ある程度の相場価格のある霊園の永代使用料


ある程度の相場価格のある霊園の永代使用料ブログ:180905


「今日はお客様がみえるからお茶出ししてね。できる?」
ママから突然言われたのは、小学三年の秋。

お客様とは、ママの兄貴の嫁。
ボクとは血のつながりはないが、
もの静かで上品な伯母が、ボクは大好きだった。
はりきって、お茶の入れ方出し方を教わった。

伯母が到着して座敷でごあいさつをすると、
おもむろにママが目くばせをした。

よし!と台所で、ボクは教わった通りに急須にお湯を入れ、
茶葉を蒸らしている間に、お盆に木の茶托をのせ、
あたためた湯のみをのせて、お茶を注いだ。

湯のみに八分目。
濃すぎず薄すぎず…自分としては完壁だった。

得意気にそっと、伯母の前に差し出したが
ボクは緊張して、茶托の上で少し湯のみがカタカタ鳴った。

「まあ、嬉しいわ!ありがとう、いただくわね」

にっこりして伯母が湯のみを手にした瞬間、
あ!と自分の顔がサーッと冷たくなるのを感じた。

注意して入れたつもりだったのに、
茶托にお茶がこぼれてしまっていたのだ。

あろうことか、
湯のみといっしょに茶托が持ち上がるのを見た瞬間、
思わず目をつむったボクの頭の中に…

次にくるであろう光景がパパーッと、
早送りの走馬灯のように浮かび上がった。

…湯のみにくっついて持ち上った茶托は、
カチャーンと音をたてて落ちる。
困ったような伯母の顔。
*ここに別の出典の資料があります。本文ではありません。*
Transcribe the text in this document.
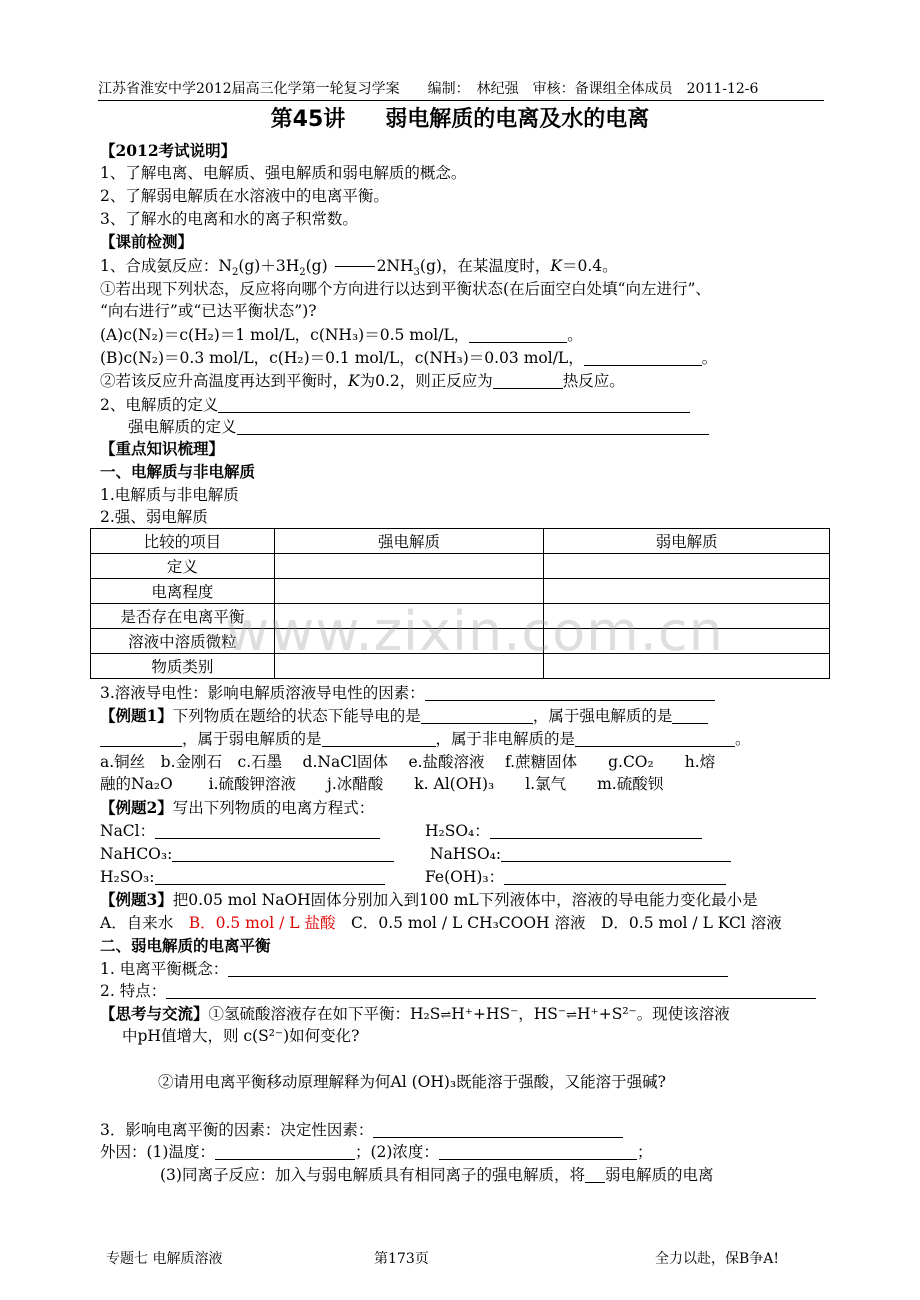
江苏省淮安中学2012届高三化学第一轮复习学案　　编制：　林纪强　审核：备课组全体成员　2011-12-6
第45讲 弱电解质的电离及水的电离
【2012考试说明】
1、了解电离、电解质、强电解质和弱电解质的概念。
2、了解弱电解质在水溶液中的电离平衡。
3、了解水的电离和水的离子积常数。
【课前检测】
1、合成氨反应：$N_2(g)+3H_2(g)$	$2NH_3(g)$，在某温度时，K＝0.4。
①若出现下列状态，反应将向哪个方向进行以达到平衡状态(在后面空白处填“向左进行”、
“向右进行”或“已达平衡状态”)?
(A)c(N₂)＝c(H₂)＝1 mol/L，c(NH₃)＝0.5 mol/L，	。
(B)c(N₂)＝0.3 mol/L，c(H₂)＝0.1 mol/L，c(NH₃)＝0.03 mol/L，	。
②若该反应升高温度再达到平衡时，K为0.2，则正反应为	热反应。
2、电解质的定义
强电解质的定义
【重点知识梳理】
一、电解质与非电解质
1.电解质与非电解质
2.强、弱电解质
比较的项目	强电解质	弱电解质
定义		
电离程度		
是否存在电离平衡		
溶液中溶质微粒		
物质类别		
www.zixin.com.cn
3.溶液导电性：影响电解质溶液导电性的因素：
【例题1】下列物质在题给的状态下能导电的是	，属于强电解质的是
，属于弱电解质的是	，属于非电解质的是	。
a.铜丝　b.金刚石　c.石墨　 d.NaCl固体　 e.盐酸溶液　 f.蔗糖固体　　g.CO₂　　h.熔
融的Na₂O　　 i.硫酸钾溶液　　j.冰醋酸　　k. Al(OH)₃　　l.氯气　　m.硫酸钡
【例题2】写出下列物质的电离方程式：
NaCl：	H₂SO₄：
NaHCO₃:	NaHSO₄:
H₂SO₃:	Fe(OH)₃：
【例题3】把0.05 mol NaOH固体分别加入到100 mL下列液体中，溶液的导电能力变化最小是
A．自来水　B．0.5 mol / L 盐酸　C．0.5 mol / L CH₃COOH 溶液　D．0.5 mol / L KCl 溶液
二、弱电解质的电离平衡
1. 电离平衡概念：
2. 特点：
【思考与交流】①氢硫酸溶液存在如下平衡：H₂S⇌H⁺+HS⁻，HS⁻⇌H⁺+S²⁻。现使该溶液
中pH值增大，则 c(S²⁻)如何变化?
②请用电离平衡移动原理解释为何Al (OH)₃既能溶于强酸，又能溶于强碱?
3．影响电离平衡的因素：决定性因素：
外因：(1)温度：	；(2)浓度：	；
(3)同离子反应：加入与弱电解质具有相同离子的强电解质，将 弱电解质的电离
专题七 电解质溶液	第173页	全力以赴，保B争A!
あわてるママ。
ふきんを手にするママの姿まで思い浮かび、
ボクはさらに強く目をつむった。
しかし…あれ?

ボクが恐る恐る目をあけてみると、
なんと茶托は、伯母の左手の上にあった。

落ちる寸前、伯母はすばやく茶托を受けとめていたのだ。

そして、普通に静かに、お茶を一口飲み、
「まあ、おいしい」
と、言ったのだった。

ボクは嬉しさと安堵と、
気はずかしさで何ともいえない心持ちだった。